To be a virgin obviously had the greatest value and yet to be a mother, under the proscribed circumstances, of course seemed fine as well. How to be a mother and a virgin at the same time was God territory. There weren’t many Holy Ghosts hanging around down here on well-populated earth. And yet here was she, the mother of five squirming with a brew of rage and embarrassment just because she was born a woman and had a body that could offend a Bishop if she ever allowed it to be naked. There was obviously a missing link somewhere.
*****
‘You timed that well,’ said Rhoda picking up the ringing telephone.
‘Have you cooled down yet?’ asked her friend Pam on the other end of the line.
‘How well you know me. Thanks to his Lordship, or should that be his Grace, I’ve made one decision, that is, one to start with.’
‘Shoot,’ said Pam.
‘I’m going on the Pill,’ Rhoda announced as if she was declaring war on humanity itself.
. ‘Oh, you bad woman,’ said Pam, ‘what’s kept you so long?’
‘I wish I knew the answer to that one.’
‘It’s because you’re waiting for carte blanche from His Holiness in Rome.’ Pam informed her in that supercilious voice she used when she felt ahead of the posse. ‘In this country,’ she articulated following a long drag on her cigarette, ‘the Pill is permitted as a cycle-regulator only. You remember the rhythm method, my child? Don’t you? It’s the one that got you the five kids.’
‘No need to go up that road,’ said Rhoda.
‘Absolutely not; it’s up the garden path for you, every single time he as much as hangs his trousers on the end of the bed.’
‘Not any more,’ replied Rhoda. ‘Now that I’ve had another lesson in how I’m regarded as a woman, I’m out of season for the rest of my natural life and that’s flat.’
‘But remember’ came the reply, ‘you can’t tell Doctor Deering that when you ask him for the Pill. He thinks he’s Christ Almighty. You have to say it’s to regulate your cycle. On top of that you may have to get your husband’s consent.’
‘That could be the tricky bit.’
‘I can’t imagine why, does Robbie not think you have enough children, far too many some might say.’
‘Some like me, for instance,’ said Rhoda; but her heart told her otherwise.
‘You have to have a say in it all, Rhoda. I know Robbie works hard and he’s a good provider but he’s out there living his life just the same. He seems oblivious to your situation with the three girls scarcely able to tie their own shoelaces and throw in a set of twins to put the icing on the cake.’ Rhoda could imagine Pam holding her white telephone, flicking her “Carroll’s Number One” at the glass ashtray on the half-moon hall table. She was on her soap-box, watching herself in the mirror, wrapping her lips around her words like velvet around a diamond.

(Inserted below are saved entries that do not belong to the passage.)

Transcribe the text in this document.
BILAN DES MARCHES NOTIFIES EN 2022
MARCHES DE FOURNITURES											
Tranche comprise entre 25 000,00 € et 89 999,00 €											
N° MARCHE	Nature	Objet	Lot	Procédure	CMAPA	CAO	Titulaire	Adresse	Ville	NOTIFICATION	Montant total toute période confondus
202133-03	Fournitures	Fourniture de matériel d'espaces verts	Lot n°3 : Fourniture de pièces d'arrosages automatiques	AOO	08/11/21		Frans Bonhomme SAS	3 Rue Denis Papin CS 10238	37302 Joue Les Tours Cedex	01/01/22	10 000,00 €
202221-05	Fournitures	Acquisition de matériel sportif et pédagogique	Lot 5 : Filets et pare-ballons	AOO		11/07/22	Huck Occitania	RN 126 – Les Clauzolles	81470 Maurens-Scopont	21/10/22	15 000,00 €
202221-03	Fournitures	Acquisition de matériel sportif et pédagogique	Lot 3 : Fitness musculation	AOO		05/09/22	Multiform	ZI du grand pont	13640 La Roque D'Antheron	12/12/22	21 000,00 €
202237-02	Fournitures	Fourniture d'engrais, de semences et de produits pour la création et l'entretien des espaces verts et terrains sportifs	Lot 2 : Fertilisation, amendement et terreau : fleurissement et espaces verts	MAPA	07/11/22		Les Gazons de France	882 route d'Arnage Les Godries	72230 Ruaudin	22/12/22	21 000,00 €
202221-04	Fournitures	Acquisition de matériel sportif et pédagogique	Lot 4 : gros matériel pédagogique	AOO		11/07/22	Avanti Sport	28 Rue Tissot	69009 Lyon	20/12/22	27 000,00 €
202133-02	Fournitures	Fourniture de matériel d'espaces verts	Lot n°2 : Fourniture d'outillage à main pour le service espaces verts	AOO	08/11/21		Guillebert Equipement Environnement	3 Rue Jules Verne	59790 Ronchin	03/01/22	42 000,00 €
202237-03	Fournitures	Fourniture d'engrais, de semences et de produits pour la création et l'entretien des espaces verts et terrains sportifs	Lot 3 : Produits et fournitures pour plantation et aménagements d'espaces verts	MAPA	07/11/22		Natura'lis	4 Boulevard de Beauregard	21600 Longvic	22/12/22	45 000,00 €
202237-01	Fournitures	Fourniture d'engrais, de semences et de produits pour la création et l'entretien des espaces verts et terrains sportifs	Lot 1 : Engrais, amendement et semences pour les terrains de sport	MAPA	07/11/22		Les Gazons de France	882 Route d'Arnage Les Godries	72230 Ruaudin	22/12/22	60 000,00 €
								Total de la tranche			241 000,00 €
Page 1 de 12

‘I suppose,’ said Rhoda running her tongue across the chap on her own lips.
‘Do you know what, I sometimes catch myself out thinking about women in that down-graded way. You know, feeling uneasy about women like Marilyn Monroe, the Sex Symbol. You know, wondering if there was some other-worldly influence attached to her death, it’s as if my thoughts are not my own..’
‘Same as that,’ said Pam. ‘We’re brainwashed, Derek says.
‘The Pill could give us control over our own fertility,’ pronounced Rhoda as if waking from a bad dream.
‘Exactly, that’s what the hoo-haa’s all about.’ Pam took another long drag, ‘I don’t give a toss for any of them. I’ve had my two. I won’t be pregnant again, not for priests, bishops, popes or petty-fogging doctors. I’d like some little time for myself before I die.’
‘Oh my God, there’s the car pulling up. I’ve spent the whole of Mass time on the phone. No cleaning done yet and there’s the dinner to put on, the twins to feed.’ Rhoda slammed down the phone.
She looked towards the boundary wall. The moss clung firm like a snot to a child’s nose on a frosty morning. But the portal refused to open.